One other little thing she's hung on to is her position as front-woman in one of the most successful bands Scotland has produced. And, while she's strumming on her guitar at the bells, she'll also be ushering in a remarkable professional milestone She says: "It'll be 20 years since the first members of Texas formed. I think we'll mark the occasion privately. It hadn't dawned on me that it was 20 years until folk stared asking me about it whenwe launched Red Book.

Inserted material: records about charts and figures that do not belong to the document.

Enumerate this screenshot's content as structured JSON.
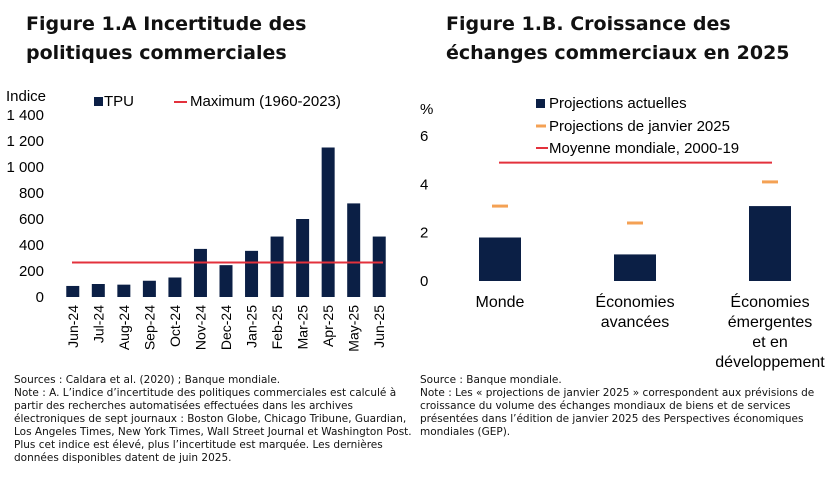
{
  "colors": {
    "bar": "#0b1f45",
    "max_line": "#e3313c",
    "jan_marker": "#f4a154",
    "avg_line": "#e3313c"
  },
  "panel_a": {
    "title": "Figure 1.A Incertitude des politiques commerciales",
    "sources": "Sources : Caldara et al. (2020) ; Banque mondiale.",
    "note": "Note :  A. L’indice d’incertitude des politiques commerciales est calculé à partir des recherches automatisées effectuées dans les archives électroniques de sept journaux : Boston Globe, Chicago Tribune, Guardian, Los Angeles Times, New York Times, Wall Street Journal et Washington Post. Plus cet indice est élevé, plus l’incertitude est marquée. Les dernières données disponibles datent de juin 2025."
  },
  "panel_b": {
    "title": "Figure 1.B. Croissance des échanges commerciaux en 2025",
    "sources": "Source : Banque mondiale.",
    "note": "Note : Les « projections de janvier 2025 » correspondent aux prévisions de croissance du volume des échanges mondiaux de biens et de services présentées dans l’édition de janvier 2025 des Perspectives économiques mondiales (GEP)."
  },
  "chart_data": [
    {
      "type": "bar",
      "title": "Figure 1.A Incertitude des politiques commerciales",
      "ylabel": "Indice",
      "ylim": [
        0,
        1400
      ],
      "yticks": [
        0,
        200,
        400,
        600,
        800,
        1000,
        1200,
        1400
      ],
      "ytick_labels": [
        "0",
        "200",
        "400",
        "600",
        "800",
        "1 000",
        "1 200",
        "1 400"
      ],
      "categories": [
        "Jun-24",
        "Jul-24",
        "Aug-24",
        "Sep-24",
        "Oct-24",
        "Nov-24",
        "Dec-24",
        "Jan-25",
        "Feb-25",
        "Mar-25",
        "Apr-25",
        "May-25",
        "Jun-25"
      ],
      "series": [
        {
          "name": "TPU",
          "values": [
            85,
            100,
            95,
            125,
            150,
            370,
            245,
            355,
            465,
            600,
            1150,
            720,
            465
          ]
        }
      ],
      "reference_line": {
        "name": "Maximum (1960-2023)",
        "value": 265
      },
      "legend": [
        "TPU",
        "Maximum (1960-2023)"
      ]
    },
    {
      "type": "bar",
      "title": "Figure 1.B. Croissance des échanges commerciaux en 2025",
      "ylabel": "%",
      "ylim": [
        0,
        6
      ],
      "yticks": [
        0,
        2,
        4,
        6
      ],
      "ytick_labels": [
        "0",
        "2",
        "4",
        "6"
      ],
      "categories": [
        "Monde",
        "Économies avancées",
        "Économies émergentes et en développement"
      ],
      "category_lines": [
        [
          "Monde"
        ],
        [
          "Économies",
          "avancées"
        ],
        [
          "Économies",
          "émergentes",
          "et en",
          "développement"
        ]
      ],
      "series": [
        {
          "name": "Projections actuelles",
          "values": [
            1.8,
            1.1,
            3.1
          ]
        },
        {
          "name": "Projections de janvier 2025",
          "values": [
            3.1,
            2.4,
            4.1
          ]
        }
      ],
      "reference_line": {
        "name": "Moyenne mondiale, 2000-19",
        "value": 4.9
      },
      "legend": [
        "Projections actuelles",
        "Projections de janvier 2025",
        "Moyenne mondiale, 2000-19"
      ]
    }
  ]
}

"But I am proud of it. Who knows, maybe we'll go on stage tonight and let rip with a big celebration of that.
"That's the highlight of being in Texas just now - that we've managed to stay together and make a record folk are still interested in.
"I can feel so much goodwill out there for my band just now and I find it quite emotional.
"People seem genuinely happy to see us. I feel like hugging folk just for taking an interest in what we do.
"It's such a big deal to buy a record, and I have no idea what that record makes people feel. But if it makes them feel something, I've succeeded. That's how I measure what I do. I'm turning into such a hippie."
It hasn't always been this way.The band seemed to have run out of puff soon after their early hits like I Don't Want A Lover and their cover of Al Greene's Tired Of Being Alone in the late '80s and early '90s.
It wasn't until a change in direction and an image overhaul which saw the stunning singer become the band's brand image that fame kicked in again. She says: "Maybe I'm blinded to our ability, but I never thought it was the end of Texas. I was always sure, not of success, but that we would make records. All that mattered was we felt good as songwriters.
"Who knows what we'd be doing now if White On Blonde hadn't done so well. But we were being dumb but there was never a question of it being all over."
Subsequent albums The Hush, a Greatest Hits package and Red Book have fared very well. However, 2003's LP Careful What You Wish For wasn't such a hit. "We're very lucky," Sharleen says.
"Even if a Texas album doesn't do that well, it still does relatively well. That was the wrong record at the time, and we'll never know the reason for that. But we decided to pull it and write the new one."
A new single, Sleep, will be released in 10 days. Featuring Blue Nile singer Paul Buchanan on guest vocals, the videoalso features Peter Kay. "We met at Live8," she says. "We turned out to be big fans of each other. He's the funniest man on the planet.With Paul it was a case of him telling Johnny McElhone, our bass player, he would love to sing with us. So we wrote a song specifically with him in mind. Paul doesn't do anything he doesn't want to, let alone sing duet on someone else's album."
At that, Misty lets rip, hollering in the background with a vocal range to match her mum's. "She's knackered," Sharleen says. "All these Christmas parties have taken their toll."